Openclaw Skill
ReviewAudited by ClawScan on May 10, 2026.
Overview
This looks like a real local Bubblewrap command wrapper, but its safety claims are broader than what the code enforces and it starts a persistent command-running daemon.
Review carefully before installing. If you use it, run it only in a controlled workspace, manually approve commands that can change files, and be aware that it builds code on first use and leaves a local daemon running until you stop it.
Findings (4)
Artifact-based informational review of SKILL.md, metadata, install specs, static scan signals, and capability signals. ClawScan does not execute the skill or run runtime probes.
A user may allow an agent to run commands believing stronger protections exist than the code actually provides.
The reviewed source implements a fixed policy that sends shell commands to the sandbox, and the artifacts do not show configurable rules, a shell-command confirmation workflow, repetition limiting, or per-decision logging. These claims may cause users to overtrust the safety layer.
checks each shell request against configurable rules ... ask for your confirmation. Every decision is logged
Treat this as a simple Bubblewrap wrapper unless the missing validation, approval, logging, and loop-limit controls are implemented and documented.
An autonomous agent could still alter or delete files in the current workspace, despite the read-only root filesystem.
The skill executes the supplied command string through a shell and mounts the working directory read-write. The policy does not inspect the command contents before sandboxing, so destructive workspace actions are not blocked or confirmed.
cmd.arg("--bind").arg(dir).arg(dir); ... cmd.arg("--").arg("sh").arg("-c").arg(command);Use it only in disposable or well-scoped directories, require explicit approval for destructive commands, and add real command allow/deny rules before autonomous use.
A local background service remains after use and may continue accepting local requests until stopped.
The wrapper starts the enforcement daemon in the background and leaves it running after the command. Because the daemon is the component that accepts execute requests, this extends the lifetime of command-execution authority beyond a single invocation.
SKILLSHIELDD_BIND="unix:$SOCKET_PATH" "$BIN_PATH" >>"$LOG_PATH" 2>&1 & echo $! > "$PID_PATH"

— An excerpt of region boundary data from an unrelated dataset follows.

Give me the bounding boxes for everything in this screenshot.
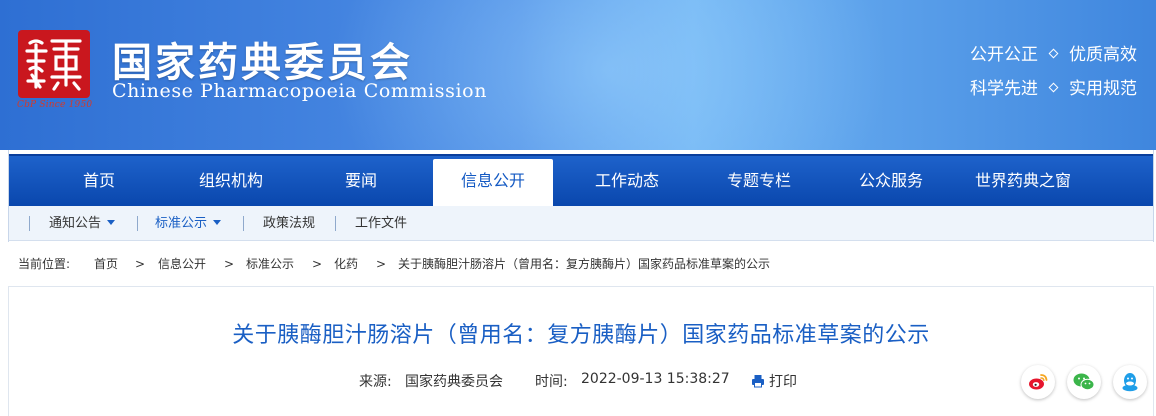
slogan-2a: 科学先进 [970,79,1038,99]
diamond-icon [1048,48,1059,59]
subnav-label: 通知公告 [49,216,102,231]
printer-icon[interactable] [751,374,765,388]
nav-item-work-updates[interactable]: 工作动态 [577,156,677,206]
nav-item-home[interactable]: 首页 [49,156,149,206]
wechat-glyph-icon [1073,373,1095,391]
slogan-line-1: 公开公正 优质高效 [970,38,1137,72]
nav-item-organization[interactable]: 组织机构 [181,156,281,206]
slogans: 公开公正 优质高效 科学先进 实用规范 [970,38,1137,106]
subnav-label: 标准公示 [155,216,208,231]
subnav-item-standard-publicity[interactable]: 标准公示 [155,206,222,241]
breadcrumb: 当前位置: 首页 > 信息公开 > 标准公示 > 化药 > 关于胰酶胆汁肠溶片（… [8,250,1154,278]
seal-since-text: CbP Since 1950 [17,100,93,110]
nav-bar: 首页 组织机构 要闻 信息公开 工作动态 专题专栏 公众服务 世界药典之窗 [9,154,1153,207]
seal-glyph-icon [25,39,82,91]
source-value: 国家药典委员会 [405,374,503,390]
breadcrumb-standard-publicity[interactable]: 标准公示 [246,250,294,278]
slogan-2b: 实用规范 [1069,79,1137,99]
time-label: 时间: [535,374,568,390]
breadcrumb-chemical-drugs[interactable]: 化药 [334,250,358,278]
source-label: 来源: [359,374,392,390]
article-title: 关于胰酶胆汁肠溶片（曾用名：复方胰酶片）国家药品标准草案的公示 [232,323,930,348]
breadcrumb-label: 当前位置: [18,257,71,271]
logo-seal-icon[interactable] [18,30,90,98]
divider [137,216,138,231]
article: 关于胰酶胆汁肠溶片（曾用名：复方胰酶片）国家药品标准草案的公示 来源: 国家药典… [8,286,1154,416]
breadcrumb-separator: > [312,257,323,271]
subnav-item-policies[interactable]: 政策法规 [263,206,315,241]
qq-glyph-icon [1122,373,1138,392]
nav-item-public-services[interactable]: 公众服务 [841,156,941,206]
site-title-en: Chinese Pharmacopoeia Commission [112,80,488,102]
breadcrumb-current[interactable]: 关于胰酶胆汁肠溶片（曾用名：复方胰酶片）国家药品标准草案的公示 [398,250,770,278]
slogan-line-2: 科学先进 实用规范 [970,72,1137,106]
wechat-icon[interactable] [1067,365,1101,399]
breadcrumb-separator: > [376,257,387,271]
site-header: CbP Since 1950 国家药典委员会 Chinese Pharmacop… [0,0,1156,150]
caret-down-icon [107,220,116,225]
weibo-glyph-icon [1029,374,1048,390]
print-button[interactable]: 打印 [769,371,797,391]
divider [335,216,336,231]
breadcrumb-info-disclosure[interactable]: 信息公开 [158,250,206,278]
slogan-1b: 优质高效 [1069,45,1137,65]
subnav-item-work-documents[interactable]: 工作文件 [355,206,407,241]
weibo-icon[interactable] [1021,365,1055,399]
caret-down-icon [213,220,222,225]
diamond-icon [1048,82,1059,93]
subnav-item-notices[interactable]: 通知公告 [49,206,116,241]
nav-item-info-disclosure[interactable]: 信息公开 [433,159,553,207]
divider [243,216,244,231]
nav-item-world-pharmacopoeia[interactable]: 世界药典之窗 [961,156,1085,206]
qq-icon[interactable] [1113,365,1147,399]
time-value: 2022-09-13 15:38:27 [581,371,730,387]
nav-item-special-topics[interactable]: 专题专栏 [709,156,809,206]
main-navigation: 首页 组织机构 要闻 信息公开 工作动态 专题专栏 公众服务 世界药典之窗 通知… [8,150,1154,242]
sub-navigation: 通知公告 标准公示 政策法规 工作文件 [9,206,1153,241]
divider [29,216,30,231]
nav-item-news[interactable]: 要闻 [311,156,411,206]
breadcrumb-separator: > [135,257,146,271]
breadcrumb-home[interactable]: 首页 [94,250,118,278]
slogan-1a: 公开公正 [970,45,1038,65]
breadcrumb-separator: > [224,257,235,271]
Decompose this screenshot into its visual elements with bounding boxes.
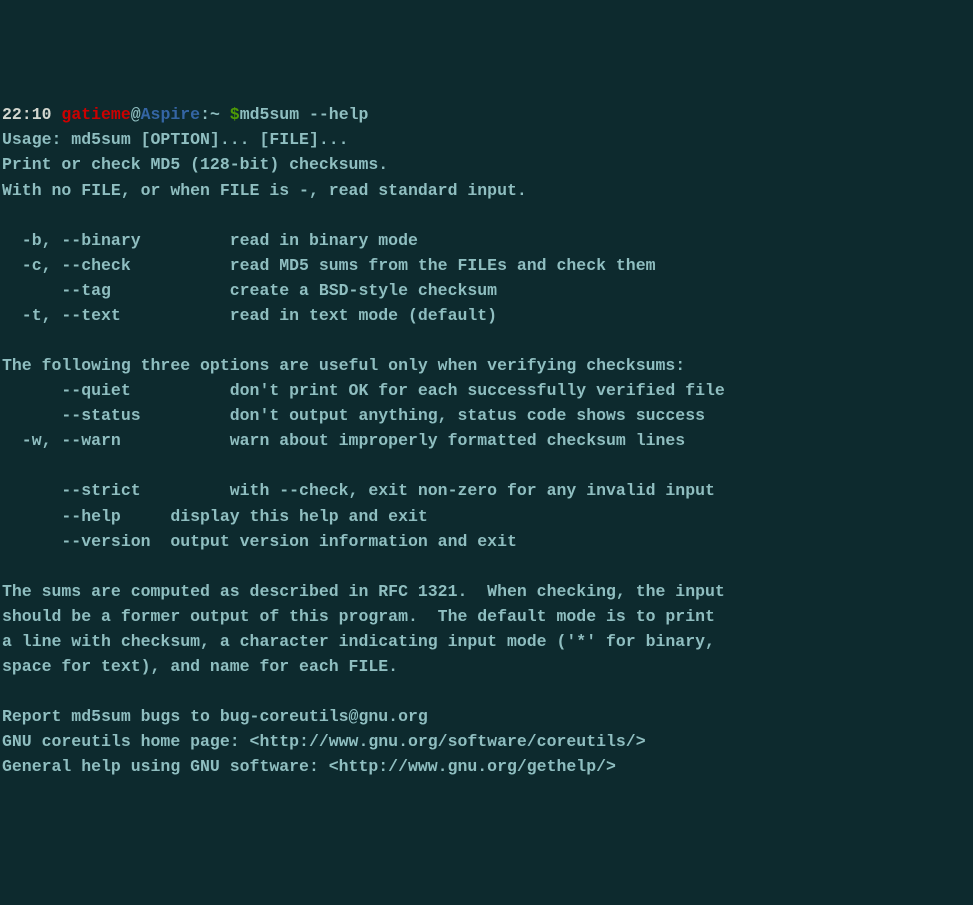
prompt-dollar: $ (220, 105, 240, 124)
output-line: Report md5sum bugs to bug-coreutils@gnu.… (2, 707, 428, 726)
output-line: --tag create a BSD-style checksum (2, 281, 497, 300)
prompt-host: Aspire (141, 105, 200, 124)
output-line: The following three options are useful o… (2, 356, 685, 375)
output-line: -w, --warn warn about improperly formatt… (2, 431, 685, 450)
output-line: --strict with --check, exit non-zero for… (2, 481, 715, 500)
command-text: md5sum --help (240, 105, 369, 124)
output-line: GNU coreutils home page: <http://www.gnu… (2, 732, 646, 751)
output-line: -b, --binary read in binary mode (2, 231, 418, 250)
output-line: --status don't output anything, status c… (2, 406, 705, 425)
output-line: a line with checksum, a character indica… (2, 632, 715, 651)
terminal[interactable]: 22:10 gatieme@Aspire:~ $md5sum --help Us… (2, 102, 971, 779)
output-line: should be a former output of this progra… (2, 607, 715, 626)
prompt-line: 22:10 gatieme@Aspire:~ $md5sum --help (2, 105, 368, 124)
output-line: --version output version information and… (2, 532, 517, 551)
output-line: Usage: md5sum [OPTION]... [FILE]... (2, 130, 349, 149)
output-line: space for text), and name for each FILE. (2, 657, 398, 676)
output-line: With no FILE, or when FILE is -, read st… (2, 181, 527, 200)
prompt-user: gatieme (61, 105, 130, 124)
prompt-path: ~ (210, 105, 220, 124)
output-line: --help display this help and exit (2, 507, 428, 526)
output-line: -c, --check read MD5 sums from the FILEs… (2, 256, 656, 275)
output-line: Print or check MD5 (128-bit) checksums. (2, 155, 388, 174)
prompt-time: 22:10 (2, 105, 52, 124)
prompt-colon: : (200, 105, 210, 124)
output-line: -t, --text read in text mode (default) (2, 306, 497, 325)
output-line: General help using GNU software: <http:/… (2, 757, 616, 776)
output-line: --quiet don't print OK for each successf… (2, 381, 725, 400)
output-line: The sums are computed as described in RF… (2, 582, 725, 601)
prompt-at: @ (131, 105, 141, 124)
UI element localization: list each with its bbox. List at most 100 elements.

Document the persistence clearly, provide a stop/cleanup command, and ensure the socket directory and permissions are restricted to the intended user.
First use may download and build third-party Rust dependencies whose exact versions can vary over time.
The skill builds the bundled Rust daemon on first use. That is purpose-aligned and disclosed, but the provided manifest uses broad dependency versions and no Cargo.lock is included in the file manifest, so dependency resolution is not fully pinned.
CARGO_TARGET_DIR="$TARGET_DIR" cargo build --release --manifest-path "$MANIFEST_PATH"
Publish a Cargo.lock or otherwise pin dependency versions, and declare the build requirements in the registry metadata.